Leadership comes down to the Ueshiba family, and mine historically supports her. I really wish to preserve this form of thought in the future. That’s what I say to my sons every day. But at the same time, we must protect, conserve and transmit the traditional techniques of Iwama: this is all the work and legacy of my father. All those who enjoy this form of thought are our friends, but we have nothing against those who do not share these values, or who do not know Aikido. What really matters is that these traditional values live and spread.
These values are the soul of Japan, and belong to Shinto or Buddhism. I practice them in Shinto, as the Founder did: the day begins with prayer and meditation, then begins keiko (training), then the day is spent working in the fields as we were taught by O-Sensei.

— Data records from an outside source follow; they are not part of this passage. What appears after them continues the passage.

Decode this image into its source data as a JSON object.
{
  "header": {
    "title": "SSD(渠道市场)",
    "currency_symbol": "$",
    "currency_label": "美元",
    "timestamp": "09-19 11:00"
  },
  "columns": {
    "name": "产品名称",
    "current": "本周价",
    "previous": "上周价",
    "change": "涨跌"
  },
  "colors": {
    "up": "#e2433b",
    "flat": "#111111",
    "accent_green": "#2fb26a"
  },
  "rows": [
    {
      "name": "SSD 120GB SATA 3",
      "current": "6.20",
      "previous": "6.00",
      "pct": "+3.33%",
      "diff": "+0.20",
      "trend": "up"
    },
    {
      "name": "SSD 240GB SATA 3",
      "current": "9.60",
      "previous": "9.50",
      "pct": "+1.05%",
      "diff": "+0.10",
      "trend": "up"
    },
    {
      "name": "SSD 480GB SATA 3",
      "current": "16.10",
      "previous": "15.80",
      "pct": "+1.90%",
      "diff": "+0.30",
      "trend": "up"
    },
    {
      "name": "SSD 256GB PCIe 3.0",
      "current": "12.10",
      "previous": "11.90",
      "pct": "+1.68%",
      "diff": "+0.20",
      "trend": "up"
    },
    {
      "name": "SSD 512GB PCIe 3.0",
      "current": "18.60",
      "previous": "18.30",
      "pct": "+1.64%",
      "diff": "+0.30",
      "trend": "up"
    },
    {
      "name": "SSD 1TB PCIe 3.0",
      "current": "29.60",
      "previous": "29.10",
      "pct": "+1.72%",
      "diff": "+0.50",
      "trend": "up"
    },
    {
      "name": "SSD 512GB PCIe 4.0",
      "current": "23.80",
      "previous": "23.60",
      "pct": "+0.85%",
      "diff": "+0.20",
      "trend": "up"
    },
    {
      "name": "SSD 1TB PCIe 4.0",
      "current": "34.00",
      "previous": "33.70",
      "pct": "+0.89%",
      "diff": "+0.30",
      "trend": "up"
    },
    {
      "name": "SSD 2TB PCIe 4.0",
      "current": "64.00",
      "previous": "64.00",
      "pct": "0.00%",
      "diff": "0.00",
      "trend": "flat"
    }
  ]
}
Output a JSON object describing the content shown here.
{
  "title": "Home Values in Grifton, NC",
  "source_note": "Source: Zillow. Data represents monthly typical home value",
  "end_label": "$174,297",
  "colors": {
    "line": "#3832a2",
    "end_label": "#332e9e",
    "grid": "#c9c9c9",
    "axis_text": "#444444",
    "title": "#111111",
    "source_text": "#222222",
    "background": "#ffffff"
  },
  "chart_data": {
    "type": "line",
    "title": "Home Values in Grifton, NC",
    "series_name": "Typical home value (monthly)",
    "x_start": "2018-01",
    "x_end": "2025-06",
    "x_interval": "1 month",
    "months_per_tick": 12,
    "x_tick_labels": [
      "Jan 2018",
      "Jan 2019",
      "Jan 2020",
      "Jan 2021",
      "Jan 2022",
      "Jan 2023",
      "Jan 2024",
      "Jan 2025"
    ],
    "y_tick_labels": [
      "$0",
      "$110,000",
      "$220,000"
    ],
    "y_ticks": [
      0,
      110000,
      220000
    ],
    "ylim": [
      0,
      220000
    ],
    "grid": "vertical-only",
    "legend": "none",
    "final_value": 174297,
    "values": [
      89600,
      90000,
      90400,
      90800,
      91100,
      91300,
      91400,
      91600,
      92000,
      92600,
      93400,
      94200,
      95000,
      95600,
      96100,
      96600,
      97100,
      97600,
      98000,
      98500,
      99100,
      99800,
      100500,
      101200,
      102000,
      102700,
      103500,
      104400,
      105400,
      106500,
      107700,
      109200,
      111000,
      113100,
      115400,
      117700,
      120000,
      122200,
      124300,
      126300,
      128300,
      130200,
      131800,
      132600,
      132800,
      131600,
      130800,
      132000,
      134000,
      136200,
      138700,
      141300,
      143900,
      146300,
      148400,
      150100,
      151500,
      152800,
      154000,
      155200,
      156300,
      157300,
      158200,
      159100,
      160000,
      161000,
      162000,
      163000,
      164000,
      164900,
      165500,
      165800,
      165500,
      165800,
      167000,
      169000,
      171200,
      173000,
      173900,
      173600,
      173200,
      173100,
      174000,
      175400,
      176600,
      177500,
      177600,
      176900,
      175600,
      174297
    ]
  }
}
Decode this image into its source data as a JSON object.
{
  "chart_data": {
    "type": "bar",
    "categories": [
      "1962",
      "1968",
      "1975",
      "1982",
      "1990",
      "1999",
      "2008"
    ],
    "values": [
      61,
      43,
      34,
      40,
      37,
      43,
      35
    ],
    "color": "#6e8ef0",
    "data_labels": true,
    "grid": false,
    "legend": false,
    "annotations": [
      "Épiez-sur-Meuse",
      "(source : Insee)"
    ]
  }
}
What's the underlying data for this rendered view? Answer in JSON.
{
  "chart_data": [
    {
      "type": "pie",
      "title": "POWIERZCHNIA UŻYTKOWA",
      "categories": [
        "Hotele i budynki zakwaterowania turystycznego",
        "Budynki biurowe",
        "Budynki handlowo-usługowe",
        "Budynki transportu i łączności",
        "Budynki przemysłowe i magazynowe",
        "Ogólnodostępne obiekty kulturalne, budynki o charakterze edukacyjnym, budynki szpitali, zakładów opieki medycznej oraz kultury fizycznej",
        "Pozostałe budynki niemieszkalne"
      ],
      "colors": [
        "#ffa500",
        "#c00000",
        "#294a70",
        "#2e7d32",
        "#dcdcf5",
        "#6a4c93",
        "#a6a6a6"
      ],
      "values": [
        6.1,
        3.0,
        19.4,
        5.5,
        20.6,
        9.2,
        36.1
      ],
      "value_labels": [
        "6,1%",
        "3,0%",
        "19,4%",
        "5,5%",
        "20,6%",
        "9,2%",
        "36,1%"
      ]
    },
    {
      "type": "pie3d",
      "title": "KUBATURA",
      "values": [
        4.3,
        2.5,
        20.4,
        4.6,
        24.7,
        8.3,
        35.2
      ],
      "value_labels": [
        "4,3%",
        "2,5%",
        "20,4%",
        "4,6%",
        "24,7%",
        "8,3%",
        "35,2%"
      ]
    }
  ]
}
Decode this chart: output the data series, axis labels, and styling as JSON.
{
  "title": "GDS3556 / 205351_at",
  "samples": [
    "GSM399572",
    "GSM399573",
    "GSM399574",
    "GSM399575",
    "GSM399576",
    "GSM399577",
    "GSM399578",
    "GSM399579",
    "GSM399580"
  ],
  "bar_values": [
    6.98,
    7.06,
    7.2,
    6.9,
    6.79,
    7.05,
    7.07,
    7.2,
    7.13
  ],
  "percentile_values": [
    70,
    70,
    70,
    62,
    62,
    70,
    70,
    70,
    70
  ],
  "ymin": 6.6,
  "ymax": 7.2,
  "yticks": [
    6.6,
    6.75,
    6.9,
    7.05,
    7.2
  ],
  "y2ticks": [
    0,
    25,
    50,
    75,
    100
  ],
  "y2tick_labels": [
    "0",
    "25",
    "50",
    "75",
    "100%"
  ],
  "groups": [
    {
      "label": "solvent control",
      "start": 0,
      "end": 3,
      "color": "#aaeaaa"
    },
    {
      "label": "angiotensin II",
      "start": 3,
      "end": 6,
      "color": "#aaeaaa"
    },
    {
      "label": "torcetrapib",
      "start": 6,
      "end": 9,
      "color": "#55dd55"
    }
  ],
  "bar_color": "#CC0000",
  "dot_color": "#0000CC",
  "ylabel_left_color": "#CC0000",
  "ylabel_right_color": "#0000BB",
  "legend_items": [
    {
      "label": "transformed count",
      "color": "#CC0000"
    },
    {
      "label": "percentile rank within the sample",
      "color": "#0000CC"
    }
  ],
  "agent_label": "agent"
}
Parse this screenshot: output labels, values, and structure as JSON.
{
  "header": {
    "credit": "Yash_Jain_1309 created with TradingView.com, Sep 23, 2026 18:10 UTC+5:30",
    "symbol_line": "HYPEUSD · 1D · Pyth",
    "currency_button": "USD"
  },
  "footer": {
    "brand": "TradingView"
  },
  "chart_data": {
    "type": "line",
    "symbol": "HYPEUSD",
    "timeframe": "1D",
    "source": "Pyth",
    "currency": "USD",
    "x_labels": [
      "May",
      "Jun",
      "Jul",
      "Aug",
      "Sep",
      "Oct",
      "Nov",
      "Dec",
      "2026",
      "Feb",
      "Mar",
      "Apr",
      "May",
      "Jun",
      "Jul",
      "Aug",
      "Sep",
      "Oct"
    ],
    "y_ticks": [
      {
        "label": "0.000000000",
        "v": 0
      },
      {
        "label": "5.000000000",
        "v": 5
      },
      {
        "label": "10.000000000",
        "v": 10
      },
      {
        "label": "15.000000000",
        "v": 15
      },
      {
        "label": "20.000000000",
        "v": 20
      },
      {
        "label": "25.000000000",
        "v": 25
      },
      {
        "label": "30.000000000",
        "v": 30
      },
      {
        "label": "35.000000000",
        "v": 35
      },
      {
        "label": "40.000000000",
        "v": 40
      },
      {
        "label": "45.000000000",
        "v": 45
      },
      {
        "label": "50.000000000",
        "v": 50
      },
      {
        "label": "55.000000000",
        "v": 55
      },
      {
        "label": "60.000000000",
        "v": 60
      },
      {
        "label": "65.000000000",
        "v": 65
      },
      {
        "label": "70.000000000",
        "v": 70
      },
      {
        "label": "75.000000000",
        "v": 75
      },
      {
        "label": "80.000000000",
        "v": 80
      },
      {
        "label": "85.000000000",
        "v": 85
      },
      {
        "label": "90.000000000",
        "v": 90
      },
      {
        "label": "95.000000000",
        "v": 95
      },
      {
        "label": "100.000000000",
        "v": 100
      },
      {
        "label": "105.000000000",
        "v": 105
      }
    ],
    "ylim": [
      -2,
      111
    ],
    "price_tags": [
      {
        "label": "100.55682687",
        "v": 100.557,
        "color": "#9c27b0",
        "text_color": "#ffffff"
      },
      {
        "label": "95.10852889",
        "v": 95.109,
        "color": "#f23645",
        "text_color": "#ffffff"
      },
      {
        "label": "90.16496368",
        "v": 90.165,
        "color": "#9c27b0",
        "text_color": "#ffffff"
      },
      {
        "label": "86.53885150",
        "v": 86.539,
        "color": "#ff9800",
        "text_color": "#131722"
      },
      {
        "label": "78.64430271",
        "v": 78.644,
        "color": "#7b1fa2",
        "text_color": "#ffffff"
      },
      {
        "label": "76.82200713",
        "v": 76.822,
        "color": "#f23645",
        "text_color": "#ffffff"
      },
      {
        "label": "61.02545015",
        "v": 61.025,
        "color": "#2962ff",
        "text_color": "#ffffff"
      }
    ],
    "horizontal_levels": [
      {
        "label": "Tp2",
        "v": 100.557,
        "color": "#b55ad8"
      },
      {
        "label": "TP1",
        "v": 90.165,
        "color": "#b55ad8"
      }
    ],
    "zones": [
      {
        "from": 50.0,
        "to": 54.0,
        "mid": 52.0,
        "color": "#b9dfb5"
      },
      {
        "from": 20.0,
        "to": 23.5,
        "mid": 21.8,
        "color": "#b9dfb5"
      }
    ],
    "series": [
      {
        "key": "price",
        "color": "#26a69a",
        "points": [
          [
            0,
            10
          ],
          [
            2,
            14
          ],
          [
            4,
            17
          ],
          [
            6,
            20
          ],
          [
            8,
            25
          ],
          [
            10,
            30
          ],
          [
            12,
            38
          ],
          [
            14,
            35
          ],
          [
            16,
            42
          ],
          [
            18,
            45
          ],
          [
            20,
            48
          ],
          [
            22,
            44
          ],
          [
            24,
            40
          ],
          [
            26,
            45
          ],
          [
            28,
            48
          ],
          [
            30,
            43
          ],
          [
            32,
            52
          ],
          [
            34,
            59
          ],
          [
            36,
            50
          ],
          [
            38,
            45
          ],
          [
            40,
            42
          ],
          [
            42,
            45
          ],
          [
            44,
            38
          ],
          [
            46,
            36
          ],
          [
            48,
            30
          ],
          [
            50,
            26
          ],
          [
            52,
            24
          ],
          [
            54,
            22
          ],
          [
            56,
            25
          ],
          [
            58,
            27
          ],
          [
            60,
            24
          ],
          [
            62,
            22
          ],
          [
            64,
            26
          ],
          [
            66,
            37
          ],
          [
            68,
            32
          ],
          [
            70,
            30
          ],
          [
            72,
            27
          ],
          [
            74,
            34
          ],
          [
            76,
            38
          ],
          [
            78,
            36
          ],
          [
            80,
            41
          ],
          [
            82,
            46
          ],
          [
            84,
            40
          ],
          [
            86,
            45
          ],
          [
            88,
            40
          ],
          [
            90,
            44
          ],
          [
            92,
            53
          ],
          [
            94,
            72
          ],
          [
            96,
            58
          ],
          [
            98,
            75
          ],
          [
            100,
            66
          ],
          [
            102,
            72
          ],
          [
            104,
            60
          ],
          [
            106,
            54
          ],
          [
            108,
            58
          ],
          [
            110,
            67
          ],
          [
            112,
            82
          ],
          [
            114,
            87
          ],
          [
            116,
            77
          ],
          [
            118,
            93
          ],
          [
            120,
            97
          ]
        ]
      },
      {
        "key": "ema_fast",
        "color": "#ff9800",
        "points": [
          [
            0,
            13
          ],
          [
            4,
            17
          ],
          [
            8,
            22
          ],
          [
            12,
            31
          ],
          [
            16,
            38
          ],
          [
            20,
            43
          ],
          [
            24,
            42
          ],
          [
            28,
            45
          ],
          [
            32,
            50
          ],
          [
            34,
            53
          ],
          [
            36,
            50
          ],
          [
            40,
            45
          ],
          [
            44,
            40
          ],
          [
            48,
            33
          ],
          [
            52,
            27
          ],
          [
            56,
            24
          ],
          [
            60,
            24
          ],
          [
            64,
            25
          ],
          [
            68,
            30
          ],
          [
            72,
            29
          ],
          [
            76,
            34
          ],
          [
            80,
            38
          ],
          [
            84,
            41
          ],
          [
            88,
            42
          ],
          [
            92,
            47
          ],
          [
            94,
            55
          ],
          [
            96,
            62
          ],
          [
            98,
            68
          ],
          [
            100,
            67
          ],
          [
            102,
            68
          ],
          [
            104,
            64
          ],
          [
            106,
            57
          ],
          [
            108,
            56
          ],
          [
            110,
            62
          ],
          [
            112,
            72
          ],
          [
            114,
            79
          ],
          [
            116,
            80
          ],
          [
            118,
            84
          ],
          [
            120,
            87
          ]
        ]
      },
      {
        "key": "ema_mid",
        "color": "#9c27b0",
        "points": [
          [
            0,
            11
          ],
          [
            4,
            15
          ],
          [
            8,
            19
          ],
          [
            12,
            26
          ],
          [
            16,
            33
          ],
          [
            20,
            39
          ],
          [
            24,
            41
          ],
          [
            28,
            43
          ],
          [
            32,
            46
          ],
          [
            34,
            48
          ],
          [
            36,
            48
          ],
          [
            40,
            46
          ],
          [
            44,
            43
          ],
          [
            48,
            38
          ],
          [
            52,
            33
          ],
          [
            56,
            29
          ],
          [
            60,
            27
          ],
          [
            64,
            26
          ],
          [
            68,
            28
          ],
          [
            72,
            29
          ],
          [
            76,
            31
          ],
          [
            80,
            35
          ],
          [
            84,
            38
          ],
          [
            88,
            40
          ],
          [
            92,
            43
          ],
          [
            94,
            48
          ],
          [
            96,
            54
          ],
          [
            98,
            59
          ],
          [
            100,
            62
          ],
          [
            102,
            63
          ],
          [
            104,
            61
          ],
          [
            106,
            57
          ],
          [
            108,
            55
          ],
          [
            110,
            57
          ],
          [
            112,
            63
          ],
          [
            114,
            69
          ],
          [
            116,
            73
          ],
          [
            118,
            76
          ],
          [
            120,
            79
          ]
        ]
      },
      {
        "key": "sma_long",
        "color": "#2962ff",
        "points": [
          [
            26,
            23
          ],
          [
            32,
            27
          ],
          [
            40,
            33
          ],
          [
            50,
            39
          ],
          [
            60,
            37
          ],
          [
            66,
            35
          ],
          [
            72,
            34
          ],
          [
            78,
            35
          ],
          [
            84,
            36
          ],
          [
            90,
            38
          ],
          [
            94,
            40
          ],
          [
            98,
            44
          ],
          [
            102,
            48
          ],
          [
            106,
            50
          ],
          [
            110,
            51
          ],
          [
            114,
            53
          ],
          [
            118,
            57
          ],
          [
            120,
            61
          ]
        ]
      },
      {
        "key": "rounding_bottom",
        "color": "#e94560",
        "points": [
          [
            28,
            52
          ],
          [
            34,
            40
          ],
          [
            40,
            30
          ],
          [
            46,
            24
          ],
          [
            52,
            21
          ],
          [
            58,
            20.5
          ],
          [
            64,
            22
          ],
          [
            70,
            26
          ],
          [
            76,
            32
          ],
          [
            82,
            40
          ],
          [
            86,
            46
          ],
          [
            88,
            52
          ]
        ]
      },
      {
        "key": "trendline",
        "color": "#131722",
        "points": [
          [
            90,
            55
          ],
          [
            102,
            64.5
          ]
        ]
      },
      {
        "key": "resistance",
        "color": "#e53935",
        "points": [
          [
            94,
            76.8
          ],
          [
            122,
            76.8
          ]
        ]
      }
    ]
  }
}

This is because Moriteru Ueshiba Sensei allowed me to take my independence that I have the time to live well, just as the Founder did. Formerly, my father and I had to take care of the Founder’s Dojo, the Aiki-Jinja with all it entails. We were very busy even though we had time to work in the fields and give the Gods its fruits as offerings. Independent, I can truly follow O-Sensei’s way of life. For this too I am very grateful to the Ueshiba family. I am also very grateful to all those who are involved today in the Founder’s Dojo and the Aiki-Jinja.
10 years ago, I experienced a certain kind of stress. But today, I feel nothing but gratitude. Each day is gratitude. For this seminar in France, in Rennes, I also feel gratitude. For me, this is guided by O-Sensei. I think happiness is to practice Aikido daily. I really thank you.
Interview realised the 9th november in Rennes (France) by Olivier Eberhardt.
Translation: Charles Durand / Olivier Eberhardt
(1) Calligraphy (Shodo 書 道) has three Japanese writing styles that are linked sequentially and correspond to control steps. The first style taught is called “Kaisho” and consists of strictly centered characters with prominents angles and in which every detail is harshly checked. This first style is aimed to acquire the basics. It is characterized by a static print. The second style is called “Gyosho”: characters are still close to the Kaisho style but show more dynamic curves and render the moves of the brush. Characters written in the third style, called “Sosho” or “grass writing”, are illegible to neophytes, their shapes are linked as they render the very movement of the brush. Each of these styles is a step that requires prior mastery of the previous style.